Even though CP samples crossed the limit of microbiological count, study was continued till the samples were rejected by the all the sensory panellists. Changes in the overall acceptability score based on appearance, colour, odour and flavour are presented in Fig. Fig.6.6. The sensory deterioration was delayed in VP and GC samples compared to CP samples. Sensory deterioration was rapid in CP samples as evident by the development of off-odours, discoloration of skin and softening of the muscle. The fresh samples of Indian mackerel were bright silvery in colour with distinguishable black spots and shiny transparent slime over the skin. This characteristic appearance was well retained in GC samples compared to CP and VP samples during chilled storage. This may be explained on the basis of enhanced moisturising effect of gum coating on the mackerel samples. The samples behaved more or less similar during the initial 3 days of storage. As the chilled storage progressed, development of a brown band was evident along the lateral line coupled with intensification of off-odour. It was interesting to note that, the characteristic fishy flavour was less intense in VP samples, even during the first week of chilled storage. A sensory score of 4 was considered to be the borderline of acceptability. Accordingly, the sensory panellists rejected CP samples on 11th day of chilled storage. On the other hand, VP and GC samples showed almost similar spoilage pattern with slightly better score for GC samples, and were acceptable till 23 days of storage. The correlation analysis of TVC and sensory scores during chilled storage indicated a high negative correlation for GC samples (R2 = −0.94), whereas CP and VP showed slightly lower correlation coefficient. As per statistical ranking, GC samples ranked the highest, followed closely by VP and CP samples at any time-point during chilled storage (Fig. (Fig.6,6, inset).
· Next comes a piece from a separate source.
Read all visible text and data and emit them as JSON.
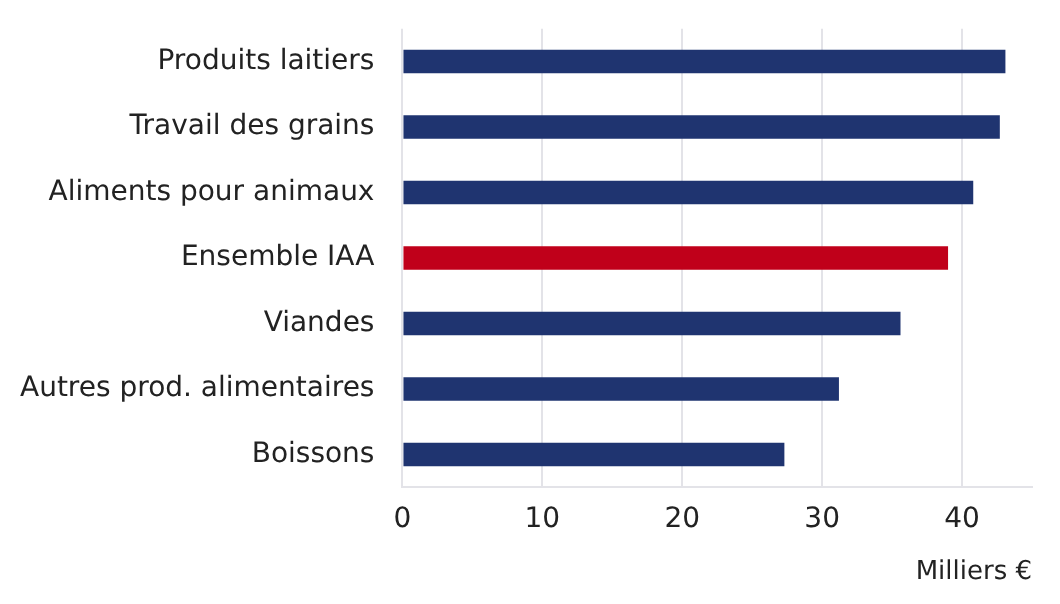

The quality of Indian mackerel under chilled storage was predicted based on the cumulative observations of biochemical, microbiological, textural and sensory parameters. Although, the sensory parameters showed enhanced shelf life by 4–6 days for all the samples, emphasis was given to microbiological safety rather than the progress of spoilage indicated by sensory analysis. Accordingly, the shelf life of Indian mackerel packed under conventional PE pouches was estimated to be 7–8 days. At the same time, GC and VP samples showed extended acceptability till 17 and 19–20 days, respectively under similar storage condition. Even though, VP samples showed lowest microbial growth among the three samples, the extension of microbiological shelf life was marginal over GC samples. Moreover, GC samples excelled in sensory evaluation. Hence, the results of the present study suggest the use of edible coating with gum arabic as an equally effective option against the costly vacuum packaging technique, for controlling the spoilage process in Indian mackerel during chilled storage.
This work was financially supported by Ministry of Food Processing, India and Science and Engineering Research Board (SERB), India. The authors thank Mr. Joshy C.G, Scientist of CIFT for his valuable suggestions in carrying out analysis.
Highlights • Tested efficacy of gum arabic coating against vacuum and polyethylene packaging for chilled Indian mackerel. • Better protection against fat oxidation and textural changes in gum coated fish samples. • Microbiologically vacuum and gum coating gave similar results, whereas gum coating samples had higher sensory score.